The majority of interest in IoT is currently dedicated to exactly this process, how do we capture the data? What protocols do we use? Is MQTT better or does AMQP provide a better mechanism? What is the velocity and volume of the data? Do we capture it as a stream or as micro batches?

We also spend a great deal of time figuring out whether it is better to store in HDFS, Mongo DB, or Hbase, should we use Azure SQL Data Warehouse or Redshift or something else? We read studies about performance benchmarks and guidelines to making these choices (I do at least).

These are all worthwhile and interesting problems that also capture a large part of my time, but it also completely misses the point! If we refer back to the ancient myth, the Lark did not want to remember and persist everything, it merely wanted to persist the death of its father, it only wanted to persist something because it was something that mattered!

What Actually Matters?

And this is where we go wrong. We are just persisting the same incessant bird song frequently without pausing to think about what actually matters. We should heed the advice of the ancient myth and reflect on what is important to persist. I know this is against most received wisdom in BI and Big Data, where the mantra has been “persist as much as possible, you never know when you are going to need it”
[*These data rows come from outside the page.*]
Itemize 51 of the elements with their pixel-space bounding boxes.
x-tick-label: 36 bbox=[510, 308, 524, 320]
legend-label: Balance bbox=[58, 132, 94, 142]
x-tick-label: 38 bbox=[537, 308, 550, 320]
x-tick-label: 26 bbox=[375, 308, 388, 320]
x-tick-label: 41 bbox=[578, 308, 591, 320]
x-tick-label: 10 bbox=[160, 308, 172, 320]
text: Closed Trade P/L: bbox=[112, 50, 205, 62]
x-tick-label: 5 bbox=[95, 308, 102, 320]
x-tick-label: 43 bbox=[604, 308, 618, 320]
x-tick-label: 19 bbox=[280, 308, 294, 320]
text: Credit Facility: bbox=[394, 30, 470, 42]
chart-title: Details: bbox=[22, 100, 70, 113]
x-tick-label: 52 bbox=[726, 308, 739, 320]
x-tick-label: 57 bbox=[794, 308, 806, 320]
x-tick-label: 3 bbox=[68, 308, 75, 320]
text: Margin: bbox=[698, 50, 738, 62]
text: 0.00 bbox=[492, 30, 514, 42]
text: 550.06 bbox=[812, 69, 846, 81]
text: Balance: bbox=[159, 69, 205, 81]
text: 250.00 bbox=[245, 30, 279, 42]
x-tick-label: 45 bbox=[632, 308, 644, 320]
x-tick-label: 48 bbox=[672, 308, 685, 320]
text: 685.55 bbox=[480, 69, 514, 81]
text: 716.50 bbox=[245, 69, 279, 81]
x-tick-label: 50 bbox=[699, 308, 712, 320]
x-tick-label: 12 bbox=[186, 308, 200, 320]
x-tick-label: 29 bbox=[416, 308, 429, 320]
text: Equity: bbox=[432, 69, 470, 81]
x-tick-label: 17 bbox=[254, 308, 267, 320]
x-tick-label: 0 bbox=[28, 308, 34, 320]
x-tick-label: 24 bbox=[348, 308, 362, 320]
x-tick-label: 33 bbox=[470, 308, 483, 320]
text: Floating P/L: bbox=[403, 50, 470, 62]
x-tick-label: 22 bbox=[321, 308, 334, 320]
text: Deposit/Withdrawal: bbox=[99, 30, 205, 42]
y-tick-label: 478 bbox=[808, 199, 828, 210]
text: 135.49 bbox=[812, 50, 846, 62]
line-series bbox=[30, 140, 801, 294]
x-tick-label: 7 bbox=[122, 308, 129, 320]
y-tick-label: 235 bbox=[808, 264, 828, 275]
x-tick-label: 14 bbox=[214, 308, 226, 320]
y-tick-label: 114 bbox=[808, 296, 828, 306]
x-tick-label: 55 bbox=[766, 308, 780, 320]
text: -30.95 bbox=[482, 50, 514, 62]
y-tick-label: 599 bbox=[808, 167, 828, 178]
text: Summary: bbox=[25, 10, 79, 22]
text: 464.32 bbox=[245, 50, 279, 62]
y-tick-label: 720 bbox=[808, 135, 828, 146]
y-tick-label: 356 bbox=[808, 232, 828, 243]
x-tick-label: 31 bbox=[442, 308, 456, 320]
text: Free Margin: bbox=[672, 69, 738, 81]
But actually the tides are turning on that view due to a number of new limiting factors such as storage, processing and connectivity. Granted, storage is still getting cheaper and cheaper and network bandwidth more and more ample. Even processing is getting cheaper. However, if you look closely at the fine print of the cloud vendors, services that process data and move data are not all that cheap. And you do need to move the data and process it in order to do anything with it. Amazon will allow you to store anything at next to no cost in S3, but if you want to process it with Glue or query with Athena it is not so cheap.

Another emerging constraining factor is connectivity. Many devices today still connect to the Internet through the cellular network. Now, cellular networks are operated by carriers that pay good money for the frequencies used. This money is passed on to the users. On average a device is not different from a cell phone, so naturally you have to pay something close to the price of a cell phone connection, around $30 to $40. I do get the enthusiasm around billions of devices, but if the majority of these are connecting to the internet through the cellular radio spectrum, then the price is also billions of dollars.

Suddenly, the bird song is not so pleasant to most ears and our ornithological enthusiasm is significantly curbed. These trends are sufficient to warrant us starting to think about persisting only what actually matters. That can be a lot, if you really have a feasible use case for storing for example for storing all your engine data (which you might), it could also be that the 120 data points per second from your connected tooth brush may turn out to probably not matter that much.

And I haven’t even started to touch on how you would ever find sense in all the data that you persisted to memory. Most solutions do not employ adequate metadata management or data catalogs or other solutions that would tell anyone what a piece of data actually “means”. If we don’t know or have any way of knowing what a piece of data means there is absolutely no reason to store it. If you have a data feed with 20 variables but you don’t know what they are, how is it ever going to help you?

Store what matters

This can actually be turned into a rule of thumb about data storage in general: The data should be stored only to the extent that someone feels it matters enough to describe what it actually is. If no one can be bothered to pin down a description of this variable and no one can be bothered to store that description anywhere it is because it doesn’t matter.